Forum Moderators: bakedjake
Kitt
There are packages available for all flavours of Linux which can handle all of these functions.
E.g. Cyrus for Email, Samba for File Sharing & Windows Logon functions.
RedHat has the advantage of having a nice simple graphical installer, which I have used several times without problem. It practically configures itself, which is a good feature for a novice! I can't comment on the Debian or Mandrake installers, not having tried them.
If you're not afraid of downloading updates, compiling and installing them yourself, then any distribution will do. I've started from a base redhat 6 to get an OS onto my boxes, and then recompile & upgrade as necessary from source code. For any problem I've come across I've managed to find the answer by querying google or the newsgroups with the particular error code.
Hope thats of some help,
JP
Especially if you're installing on something else first to get the hang of things, I think Debian's management ease after the fact is a far weightier point in its favor than the imperfect installer.
On other subjects, do you have any familliarity with other *nix flavors, or is all of that new territory for you?
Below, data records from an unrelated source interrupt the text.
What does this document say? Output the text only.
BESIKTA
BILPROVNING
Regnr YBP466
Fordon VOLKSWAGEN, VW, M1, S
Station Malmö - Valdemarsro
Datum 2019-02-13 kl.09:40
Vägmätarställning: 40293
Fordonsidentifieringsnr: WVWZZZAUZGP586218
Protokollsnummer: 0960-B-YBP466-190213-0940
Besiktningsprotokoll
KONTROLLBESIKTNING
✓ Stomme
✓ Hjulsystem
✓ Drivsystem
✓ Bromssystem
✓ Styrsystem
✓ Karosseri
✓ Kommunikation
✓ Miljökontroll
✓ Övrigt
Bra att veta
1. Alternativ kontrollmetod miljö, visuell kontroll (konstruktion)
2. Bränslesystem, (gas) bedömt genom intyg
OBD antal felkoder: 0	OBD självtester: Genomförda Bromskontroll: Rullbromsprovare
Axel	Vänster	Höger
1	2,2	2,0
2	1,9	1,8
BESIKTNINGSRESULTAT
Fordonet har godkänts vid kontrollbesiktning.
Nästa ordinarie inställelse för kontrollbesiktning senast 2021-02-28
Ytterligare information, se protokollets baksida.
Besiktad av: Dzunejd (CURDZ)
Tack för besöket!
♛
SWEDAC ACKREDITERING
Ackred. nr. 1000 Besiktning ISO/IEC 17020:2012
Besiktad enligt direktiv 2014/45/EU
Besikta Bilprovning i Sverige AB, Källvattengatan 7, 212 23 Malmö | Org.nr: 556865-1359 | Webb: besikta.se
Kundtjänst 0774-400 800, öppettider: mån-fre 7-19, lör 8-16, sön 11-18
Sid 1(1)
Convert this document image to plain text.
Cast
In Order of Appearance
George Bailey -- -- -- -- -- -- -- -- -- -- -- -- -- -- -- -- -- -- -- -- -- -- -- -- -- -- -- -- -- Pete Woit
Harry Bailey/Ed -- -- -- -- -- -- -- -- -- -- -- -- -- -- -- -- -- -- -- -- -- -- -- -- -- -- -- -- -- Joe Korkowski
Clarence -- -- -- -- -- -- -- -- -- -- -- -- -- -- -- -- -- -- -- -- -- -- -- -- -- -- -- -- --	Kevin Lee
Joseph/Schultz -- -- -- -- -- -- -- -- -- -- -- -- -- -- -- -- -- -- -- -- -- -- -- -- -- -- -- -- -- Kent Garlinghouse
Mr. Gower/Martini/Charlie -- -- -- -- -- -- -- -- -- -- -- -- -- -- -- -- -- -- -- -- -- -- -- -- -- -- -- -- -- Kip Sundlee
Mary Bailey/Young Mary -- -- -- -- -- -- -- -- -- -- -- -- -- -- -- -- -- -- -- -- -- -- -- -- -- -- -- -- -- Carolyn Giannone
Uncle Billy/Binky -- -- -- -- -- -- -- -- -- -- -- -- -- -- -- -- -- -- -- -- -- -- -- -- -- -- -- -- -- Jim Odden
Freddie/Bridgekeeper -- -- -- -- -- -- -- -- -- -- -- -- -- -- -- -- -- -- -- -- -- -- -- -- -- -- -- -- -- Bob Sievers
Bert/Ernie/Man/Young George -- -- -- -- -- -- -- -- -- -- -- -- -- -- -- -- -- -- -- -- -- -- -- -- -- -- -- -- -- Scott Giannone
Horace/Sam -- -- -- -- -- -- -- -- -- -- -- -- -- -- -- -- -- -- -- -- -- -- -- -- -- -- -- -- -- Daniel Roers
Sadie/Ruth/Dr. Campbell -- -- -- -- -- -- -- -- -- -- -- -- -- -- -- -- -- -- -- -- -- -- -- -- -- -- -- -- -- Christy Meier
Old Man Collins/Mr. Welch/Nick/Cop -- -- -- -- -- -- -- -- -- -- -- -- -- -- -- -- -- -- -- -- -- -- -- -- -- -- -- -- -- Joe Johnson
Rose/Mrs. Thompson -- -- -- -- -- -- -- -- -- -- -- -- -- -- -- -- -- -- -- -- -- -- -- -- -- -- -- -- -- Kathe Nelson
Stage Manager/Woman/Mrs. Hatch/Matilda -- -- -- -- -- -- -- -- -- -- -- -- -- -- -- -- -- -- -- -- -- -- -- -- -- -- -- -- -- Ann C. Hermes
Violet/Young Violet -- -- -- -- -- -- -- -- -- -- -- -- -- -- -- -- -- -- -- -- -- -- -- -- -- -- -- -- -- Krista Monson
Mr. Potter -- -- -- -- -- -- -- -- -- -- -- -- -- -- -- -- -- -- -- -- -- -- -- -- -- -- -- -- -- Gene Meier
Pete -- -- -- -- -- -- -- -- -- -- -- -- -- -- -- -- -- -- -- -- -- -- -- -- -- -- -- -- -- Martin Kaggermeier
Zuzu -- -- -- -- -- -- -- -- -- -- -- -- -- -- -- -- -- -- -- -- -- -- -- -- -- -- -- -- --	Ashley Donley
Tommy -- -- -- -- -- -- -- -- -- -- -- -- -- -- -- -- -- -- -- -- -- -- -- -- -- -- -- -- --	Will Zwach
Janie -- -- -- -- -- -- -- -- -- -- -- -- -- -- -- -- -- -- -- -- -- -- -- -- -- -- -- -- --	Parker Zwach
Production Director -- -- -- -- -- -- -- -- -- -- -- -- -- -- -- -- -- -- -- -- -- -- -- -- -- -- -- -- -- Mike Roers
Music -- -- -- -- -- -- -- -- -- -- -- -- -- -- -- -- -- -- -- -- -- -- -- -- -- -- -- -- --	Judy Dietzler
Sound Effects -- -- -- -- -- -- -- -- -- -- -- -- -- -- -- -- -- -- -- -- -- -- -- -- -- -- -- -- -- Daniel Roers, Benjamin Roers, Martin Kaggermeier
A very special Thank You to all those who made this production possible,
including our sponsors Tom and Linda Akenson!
If you know another *nix or two, the learning curve for Linux ought to be fairly easy. If not, you might want to think about commercial support for a little while, as a back-stop while you're still getting up to speed. I know there's some support included in a purchase of RH, though I don't know how much. I also know that there are third-party support contracts available. The only one I know off the top of my head that I'm sure supports Debian is Progeny Linux Systems, but I'm sure there are others. I just know about that one because Progeny was founded by the same guy who started Debian, and they are nearby. (Comparatively. Only ~1.5 hours in the car, which makes them way closer than N. Carolina.)
You can have linux as a Primary domain controller?
I can't remember exactly where within their site I found the necessary info to set up as a PDC, but once I found it, it wasn't that hard to do. I did have the advantage that since I wasn't migrating from a Windows PDC I didn't have to worry about transferring the authentication data. Maybe with Win using LDAP now that's less of a problem - I certainly don't know. 'course, if it's a smalish number of users, you can always create new users for them with the same name, copy their files over, issue new passwords, and consider it enforced password rotation ;) Anyway, for Unix/Windows interoperability, Samba is a godsend.
Can it be put on another Linux server and have that act as a BDC?